Türkiye’nin IŞİD ve PKK’ya karşı iki cephede birden giriştiği askeri harekâta paralel olarak yürüttüğü diplomatik kampanya başarılı sonuçlar vermiş görünüyor.
Uluslararası diplomatik girişimlerin amacı, müttefikler dahil, dünyaya sürdürülmekte olan askeri operasyonların nedenlerini anlatmak ve geniş bir destek sağlamaktır. Ankara bunu yaparken, her iki cephedeki savaşını, günümüzde bütün ülkelerin önemsediği “terörle mücadele” çerçevesi içinde anlatmaya özen göstermektedir.

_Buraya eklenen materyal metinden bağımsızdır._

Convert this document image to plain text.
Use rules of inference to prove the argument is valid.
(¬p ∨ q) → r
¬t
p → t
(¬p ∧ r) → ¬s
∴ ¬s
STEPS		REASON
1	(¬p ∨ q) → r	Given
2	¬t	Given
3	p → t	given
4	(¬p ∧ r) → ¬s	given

Operasyonların başlamasından bu yana çeşitli dünya liderleriyle yapılan telefon görüşmeleri bu konuda genel bir anlayış olduğunu gösterdi. Resmi açıklamalara göre bu bağlamda 120’den fazla devletten destek geldi. Buna ayrıca dün olağanüstü toplanan NATO’nun desteğini de eklemek lazım.
İki cephe farkı
Türkiye’nin bu başarılı sonucu elde etmesinde, IŞİD’e karşı savaş açma kararının başlıca rolü oynadığı açık. ABD ve Batılı müttefikler Türkiye’nin IŞİD’e karşı aktif olarak devreye girmesini sanki dört gözle bekliyordu!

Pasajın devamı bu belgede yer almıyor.